Although modular walls are more expensive up-front, costs can be offset by the savings achieved through greater productivity. For example, modular construction results in less construction material waste because of greater reliance on standard construction sizes and prefabrication of components. Since materials are pre-engineered and cut to size at the factory, in many cases on-site cutting of materials can be completely eliminated. In addition, modular construction can be considered a piece of equipment in most states and therefore subject to accelerated depreciation and tax considerations.

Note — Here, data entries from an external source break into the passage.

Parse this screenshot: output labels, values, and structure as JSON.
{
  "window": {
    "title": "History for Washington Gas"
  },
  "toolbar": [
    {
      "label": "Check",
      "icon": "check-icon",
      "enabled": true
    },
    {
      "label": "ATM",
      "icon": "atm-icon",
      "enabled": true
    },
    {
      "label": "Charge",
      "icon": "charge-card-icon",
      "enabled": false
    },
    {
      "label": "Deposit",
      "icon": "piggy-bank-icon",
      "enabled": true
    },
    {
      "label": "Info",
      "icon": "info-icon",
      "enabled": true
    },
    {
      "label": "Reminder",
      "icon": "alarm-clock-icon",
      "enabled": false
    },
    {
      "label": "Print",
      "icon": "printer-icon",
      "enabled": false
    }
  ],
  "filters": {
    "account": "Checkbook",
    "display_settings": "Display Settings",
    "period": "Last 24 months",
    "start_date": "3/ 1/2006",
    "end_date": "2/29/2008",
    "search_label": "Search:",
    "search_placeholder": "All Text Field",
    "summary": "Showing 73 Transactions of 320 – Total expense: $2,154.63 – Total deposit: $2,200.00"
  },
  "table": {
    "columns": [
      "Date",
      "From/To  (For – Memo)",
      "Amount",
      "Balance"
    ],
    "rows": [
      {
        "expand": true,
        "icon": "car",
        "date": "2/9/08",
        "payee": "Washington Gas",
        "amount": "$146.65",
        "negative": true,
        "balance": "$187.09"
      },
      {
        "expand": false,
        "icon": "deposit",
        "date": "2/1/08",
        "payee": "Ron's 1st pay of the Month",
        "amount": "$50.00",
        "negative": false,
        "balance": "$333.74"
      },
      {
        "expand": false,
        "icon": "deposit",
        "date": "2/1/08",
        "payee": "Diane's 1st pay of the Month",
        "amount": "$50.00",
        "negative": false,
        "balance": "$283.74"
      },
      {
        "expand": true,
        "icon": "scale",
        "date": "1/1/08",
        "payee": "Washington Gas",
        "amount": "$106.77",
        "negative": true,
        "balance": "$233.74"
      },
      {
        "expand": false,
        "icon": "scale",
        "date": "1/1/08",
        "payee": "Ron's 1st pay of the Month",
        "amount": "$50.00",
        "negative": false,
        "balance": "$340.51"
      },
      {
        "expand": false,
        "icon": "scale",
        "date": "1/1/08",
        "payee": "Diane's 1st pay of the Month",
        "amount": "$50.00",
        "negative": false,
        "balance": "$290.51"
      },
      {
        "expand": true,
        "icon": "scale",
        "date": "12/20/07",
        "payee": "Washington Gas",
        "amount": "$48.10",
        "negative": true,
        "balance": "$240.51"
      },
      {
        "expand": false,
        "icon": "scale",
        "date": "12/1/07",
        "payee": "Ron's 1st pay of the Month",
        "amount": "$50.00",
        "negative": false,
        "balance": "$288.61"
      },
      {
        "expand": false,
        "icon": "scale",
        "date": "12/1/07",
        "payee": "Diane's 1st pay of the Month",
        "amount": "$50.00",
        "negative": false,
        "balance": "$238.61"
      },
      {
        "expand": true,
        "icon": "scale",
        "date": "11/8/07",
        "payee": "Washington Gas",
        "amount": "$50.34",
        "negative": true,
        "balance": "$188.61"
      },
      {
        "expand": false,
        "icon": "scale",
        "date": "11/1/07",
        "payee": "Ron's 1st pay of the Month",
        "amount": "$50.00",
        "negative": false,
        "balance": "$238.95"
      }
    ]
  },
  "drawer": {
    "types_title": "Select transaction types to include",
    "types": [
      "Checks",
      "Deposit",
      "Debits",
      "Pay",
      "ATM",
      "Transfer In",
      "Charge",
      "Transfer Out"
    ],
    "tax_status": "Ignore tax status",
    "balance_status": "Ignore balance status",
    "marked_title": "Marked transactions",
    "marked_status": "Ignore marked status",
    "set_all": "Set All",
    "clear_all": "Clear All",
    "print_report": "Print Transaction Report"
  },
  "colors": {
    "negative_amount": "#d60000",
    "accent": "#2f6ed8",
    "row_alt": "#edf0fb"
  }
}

Modular construction also offers advantages for meeting regulatory requirements and standards. Modular wall systems are manufactured with factory-controlled procedures, producing a consistent, quality product with no variation. This ensures that what has been successfully employed at one facility will perform the same in future installations The material must also be installed in a set manner, producing a consistent appearance.
Prefabricated wall systems incorporate the principles outlined in current engineering guidelines and apply them to clean room design and construction. Modular architectural systems have incorporated design criteria for system performance following good engineering practices, taking into account GMP, cGMP, safety, health, regulatory requirements, and industry guidelines.
Modular design also accommodates the need for flexibility. For example, non-progressive construction with demountable walls allows the removal of individual wall panels without disturbing adjacent panels, flooring or ceiling. In addition, modular systems can be disassembled and modules can be relocated to quickly create or expand cleanrooms, lowering the costs of expanding existing pilot plants or low-volume launches to high-volume operations.
Modular wall systems can be designed with access panels into the chases. Full-size panels can also be easily removed to access larger openings into the chases. Modular panel systems allow owners and contractors the ability to make field modifications during the process installation, offering additional installation flexibility and potential design cost savings. The ability to use standard components offers economic savings by decreasing design costs and increasing construction predictability.
Customers can buy or lease modular cleanrooms, which are considered a piece of equipment, not a part of the existing structure. This means significant financial advantages because they can be depreciated at an accelerated rate. For a company leasing space, a modular room remains the property of the lessee, while any conventional construction would remain with the space and be the property of the lessor.
Flexibility remains a key design option in the use of modular architectural systems, as well as the ability to incorporate only those materials that best suit the project scope and design requirements. Pre-engineered modular architectural systems for cleanrooms and critical environments can offer owners, architects, and engineers construction alternatives and flexibility while maintaining the design criteria and regulatory guidelines required for specialty clean room environments.
Project scope, design requirements, manufacturing processes, and construction schedule are all factors in the consideration and selection of construction materials for clean room environments. The material selection review process will ensure that the materials meet the design requirement for the specific manufacturing process and that these materials comply with accepted design and regulatory guidelines.